JPEG2000, unlike standard, baseline JPEG, supports high-bit-depth (up to 16 bits per channel vs. 8 for standard JPEG) and high dynamic range images. JPEG2000 also underpins the MJ2 and JPM formats for motion images (each frame is a JPEG2000-compressed image) and compound images (images, graphics and text).
These additional features make the JPEG2000 format a potentially valuable option for archiving film, video and historical materials. Photographers who are sold on archiving TIFF files might consider using JPEG2000 for more efficient storage. Many cultural heritage and digital preservation communities use it as the basis for their collections. Unlike photographers, these institutions are less concerned with improved rendering options over time. Their focus is preserving a specific rendering intent in the best way possible coupled with the most efficient storage and delivery options. JPEG2000 does these things well. The unanswered question is whether this “niche” adoption of JPEG2000 will ensure its long-term viability as an archival format.
Some of the cultural institutions finding JPEG2000 to be the best current solution for their archiving needs include The Library of Congress, the Harvard University Library, Library and Archives Canada, Chronicling America website and the Google Library Project.
Format Obsolescence
A major challenge with regard to the preservation of digital image files is the long- term readability of file formats. This is especially true if they are proprietary, which describes most camera makers’ raw formats.

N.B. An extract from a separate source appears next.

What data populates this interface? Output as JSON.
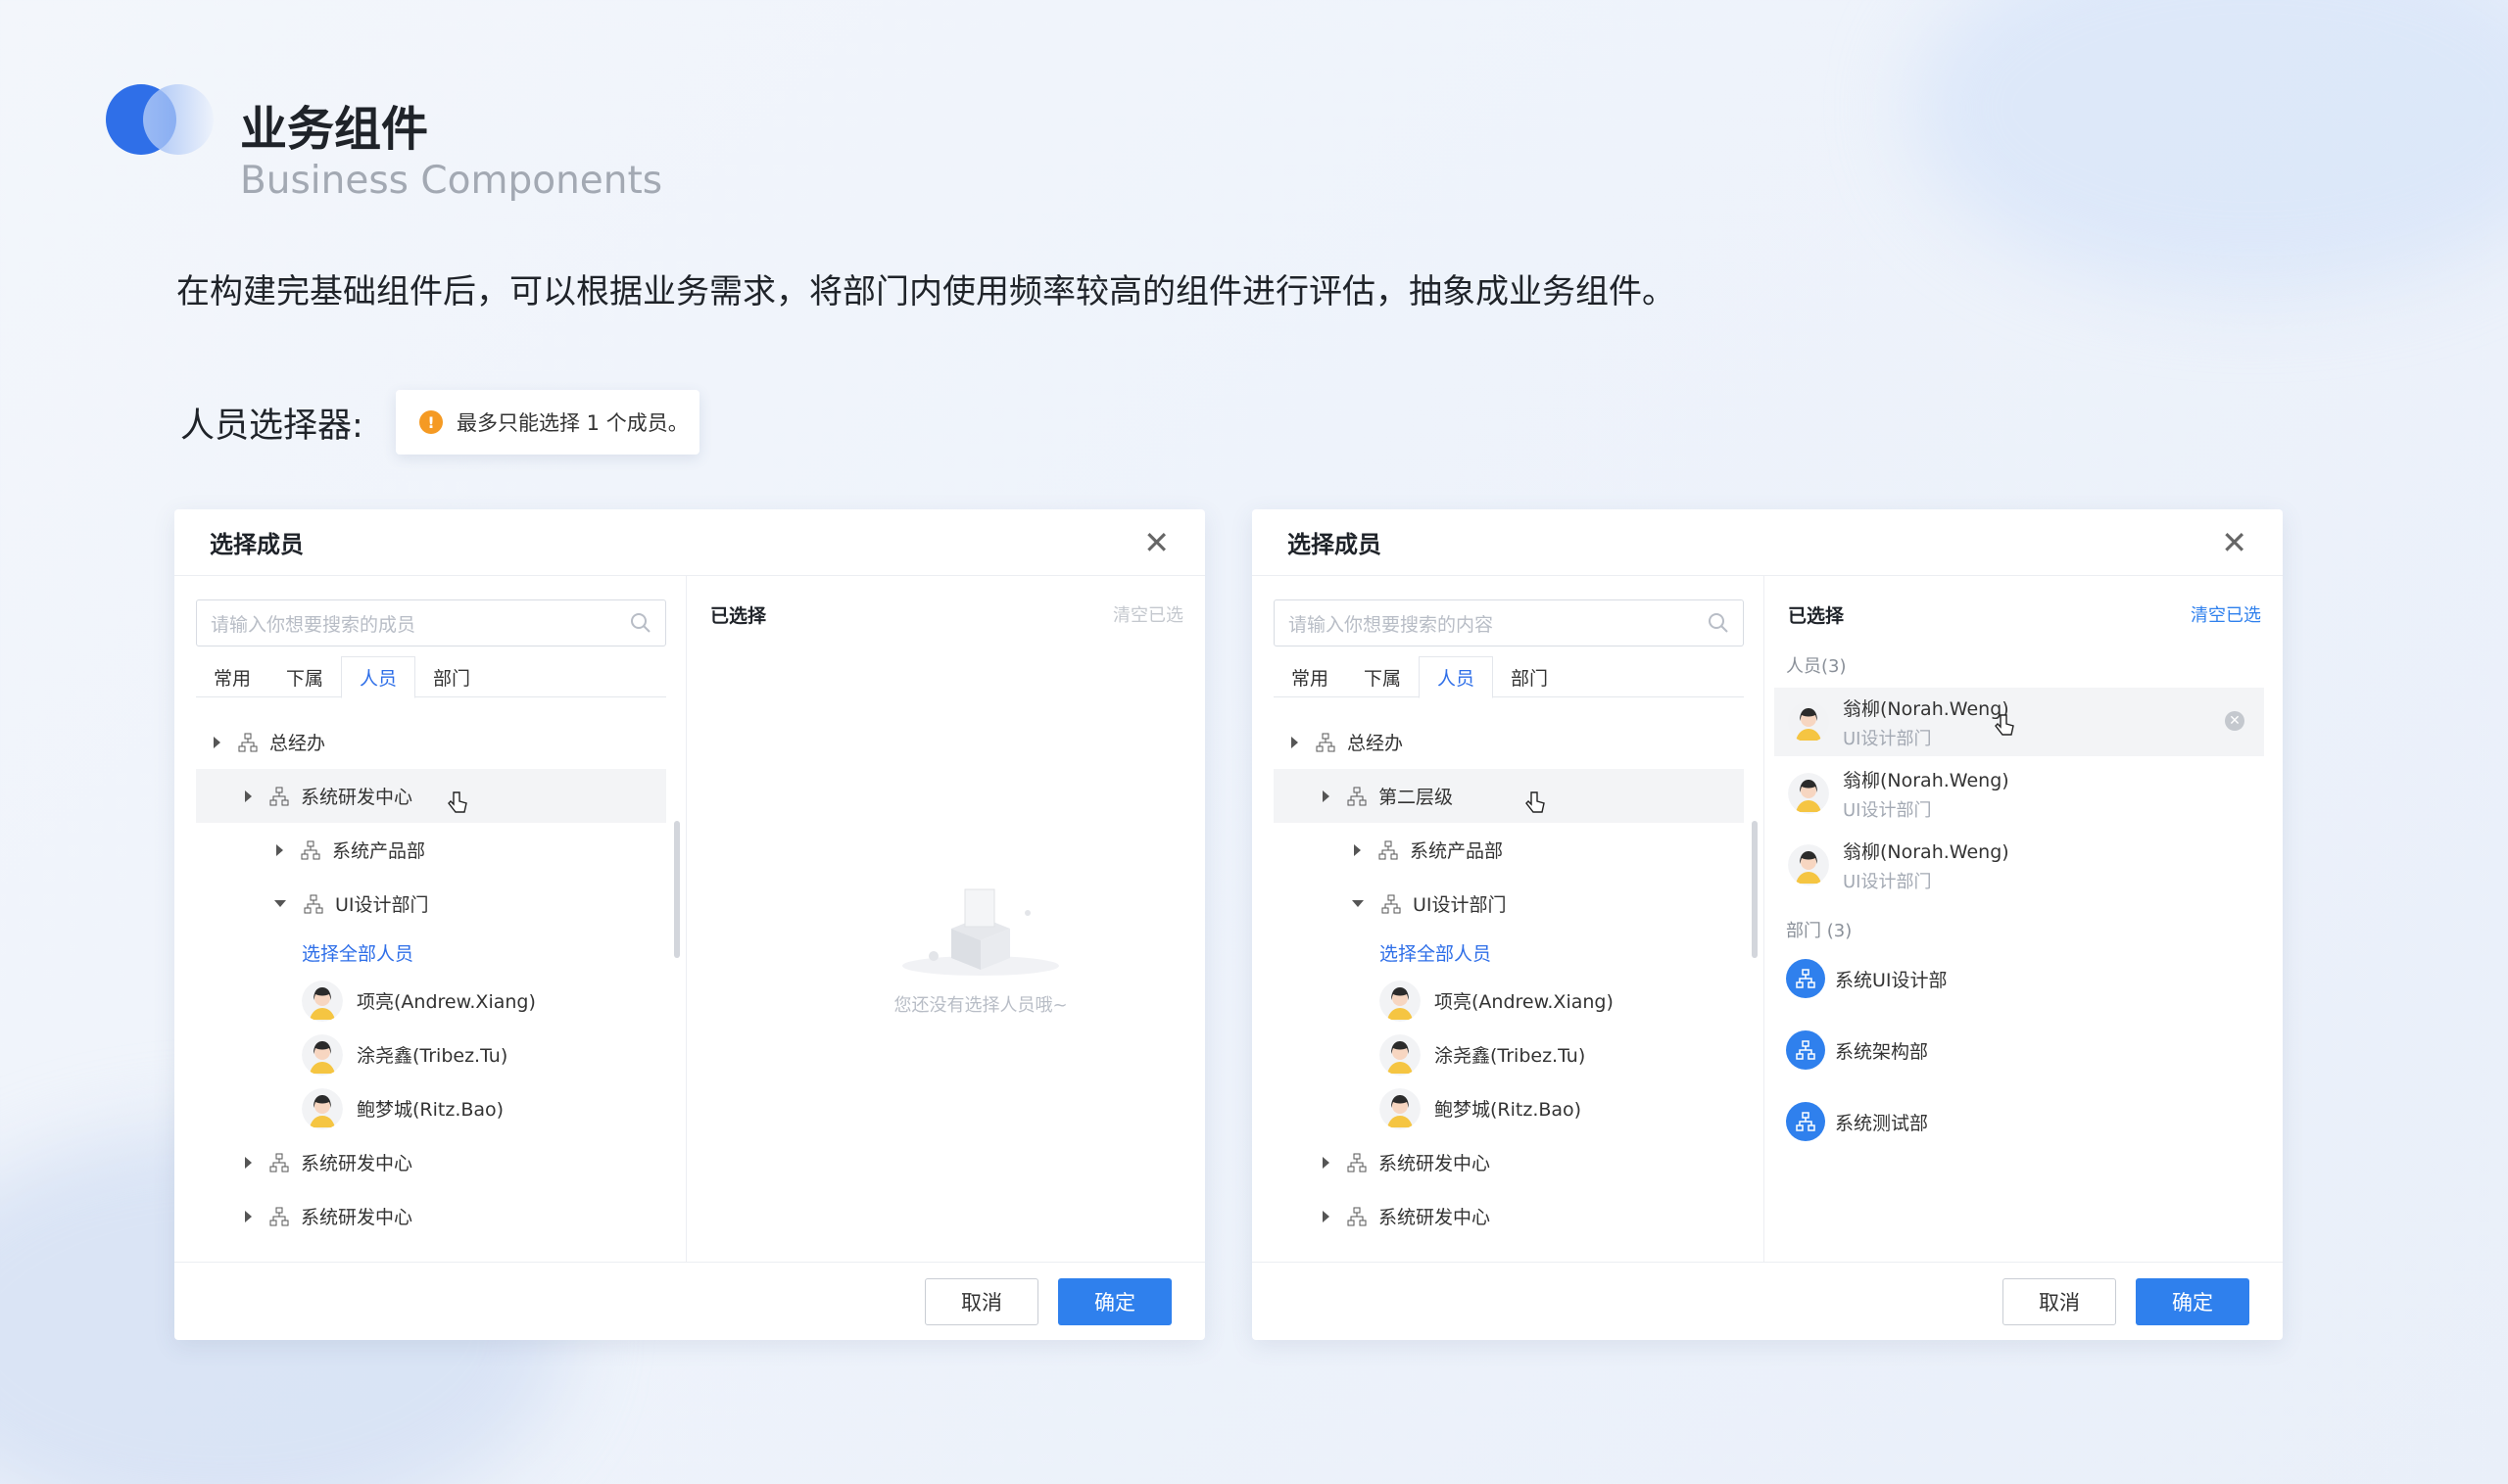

Camera makers have already orphaned some proprietary camera raw formats, and we are only a few years into the process. The sheer number of raw formats, many if not most rewritten with every new camera launch, and the fact that they are undocumented, makes it unlikely that all of these formats will be readable decades from now.
In addition to the proprietary raw problem, other image formats are unreadable on newer operating systems. One of the more shocking format failures is the Kodak Photo CD format. Although Kodak addressed the issue of media permanence, it was all for naught, as there is no longer any application support for their proprietary format. Many museums and other archiving institutions ended up having to convert thousands of these discs to other formats and storage media before all the contents became unavailable. There are many more examples of data locked in obsolete formats that are unreadable.
While converting raw image data to JPEG or TIFF is one strategy for avoiding image format obsolescence, the lossy nature of JPEG and the large size and fixed nature of TIFF are problematic. Converting to a standard raw format is a better choice for image archives.
Currently, Adobe DNG format is the only candidate. Keep in mind, even DNG files may need to be migrated to a subsequent DNG version or a replacement format as yet unknown.
An important feature of the current DNG specification is that all data is preserved. Even data that is not understood or used by Adobe or third party software is preserved.
Although it is too early to tell how successful it will be, the Phase One EIP format may offer another path. It uses the open ZIP format to wrap up the raw image data with processing instructions and any applicable lens cast correction data. Unfortunately, these processing instructions are only read by Phase One software with no guarantee that work done in a current version will be honored in a subsequent version of the software.
The Adobe DNG format, on the other hand, has forward and backwards software compatibility built in.